Mgr. Gerardus Petrus Joannes Bannenberg werd op 19 juni 1898 te Westerhoven geboren, werd priester gewijd in 1923 en werd pastoor te Tilburg, waar hij 1967 stierf.
Voor het blad “Brabants heem” heeft hij diverse stukken geschreven, waaronder ook over Westerhoven. De voor ons bekendste stukken zijn: “Geloof in de oude Kempen” en “ De waarde van de plaatselijke traditie” Het eerste hing in de kapel.
Ondanks dat het krantenknipsel was verbrand, heb ik toch de tekst kunnen herstellen.
Bij deze in 2 delen: “Oud geloof in de oude Kempen.”
Daarna zal ik ook het tweede stuk: “De waarde van de plaatselijke traditie” plaatsen. Ook in 2 delen.
Stukken mogen dan wel verbrand zijn, op deze wijze zijn ze niet vergeten.

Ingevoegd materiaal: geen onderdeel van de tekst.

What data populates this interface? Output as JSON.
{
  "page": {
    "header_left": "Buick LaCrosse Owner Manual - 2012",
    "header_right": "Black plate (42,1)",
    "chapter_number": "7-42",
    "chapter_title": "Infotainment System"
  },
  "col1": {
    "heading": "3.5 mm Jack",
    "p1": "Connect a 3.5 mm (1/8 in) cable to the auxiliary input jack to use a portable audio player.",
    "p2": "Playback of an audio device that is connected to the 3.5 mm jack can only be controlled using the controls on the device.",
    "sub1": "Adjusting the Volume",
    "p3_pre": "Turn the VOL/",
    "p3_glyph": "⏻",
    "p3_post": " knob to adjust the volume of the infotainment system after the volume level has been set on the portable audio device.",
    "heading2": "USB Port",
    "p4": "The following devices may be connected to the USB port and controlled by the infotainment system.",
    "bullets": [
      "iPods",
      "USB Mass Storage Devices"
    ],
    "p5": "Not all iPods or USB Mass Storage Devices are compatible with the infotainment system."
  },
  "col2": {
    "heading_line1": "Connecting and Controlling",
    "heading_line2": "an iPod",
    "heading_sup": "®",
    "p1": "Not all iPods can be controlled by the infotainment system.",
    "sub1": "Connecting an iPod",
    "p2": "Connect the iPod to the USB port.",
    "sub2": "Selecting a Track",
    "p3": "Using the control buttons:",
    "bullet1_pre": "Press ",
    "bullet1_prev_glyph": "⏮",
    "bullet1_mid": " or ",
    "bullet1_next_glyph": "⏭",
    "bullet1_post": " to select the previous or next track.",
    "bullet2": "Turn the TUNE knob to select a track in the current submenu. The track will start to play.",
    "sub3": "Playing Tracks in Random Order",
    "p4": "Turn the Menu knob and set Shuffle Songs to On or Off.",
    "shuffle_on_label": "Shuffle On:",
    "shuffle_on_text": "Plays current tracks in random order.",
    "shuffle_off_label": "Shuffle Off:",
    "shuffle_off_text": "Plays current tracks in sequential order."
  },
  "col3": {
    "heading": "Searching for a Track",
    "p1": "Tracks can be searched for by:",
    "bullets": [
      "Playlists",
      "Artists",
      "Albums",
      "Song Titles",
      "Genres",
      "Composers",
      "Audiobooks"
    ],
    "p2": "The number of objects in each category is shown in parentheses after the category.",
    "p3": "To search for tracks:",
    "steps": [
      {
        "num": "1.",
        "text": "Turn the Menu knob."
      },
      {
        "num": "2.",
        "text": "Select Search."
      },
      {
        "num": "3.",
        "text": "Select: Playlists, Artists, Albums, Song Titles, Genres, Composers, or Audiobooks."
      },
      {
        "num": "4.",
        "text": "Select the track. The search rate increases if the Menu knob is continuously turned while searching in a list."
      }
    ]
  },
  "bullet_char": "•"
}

OUD GELOOF IN DE OUDE KEMPEN
DE STREEK VAN DE DORPEN.
Welke zich in een lange reeks uitstrekken van Eindhoven over Valkenswaard naar Bergeijk en Luyksgestel was van een dertigtal jaren geleden nog een afgesloten en verborgen hoekje van de Brabantse Kempen.
Tweemaal daags vertrok de gitzwarte postwagen ’s zomers getrokken door één paard, ’s winters door twee.
Van Valkenswaard naar het Loo te Bergeijk vrachtrijders vervoerden met paard en wagen de schaarse goederen van en naar de dorpen, van Noord naar Zuid en vv.
Nu is het aan iedere afgesloten streek eigen dat zij rijk is aan legenden, verhalen, vertelsels , welke dan mondeling werden doorgegeven: dat is ook hier het geval. Wie eraan twijfelen mocht, leze de Bergeijkse volksverhalen van “meesterke Panken” eertijds ’n waardig dorpsschoolmeester van Westerhoven.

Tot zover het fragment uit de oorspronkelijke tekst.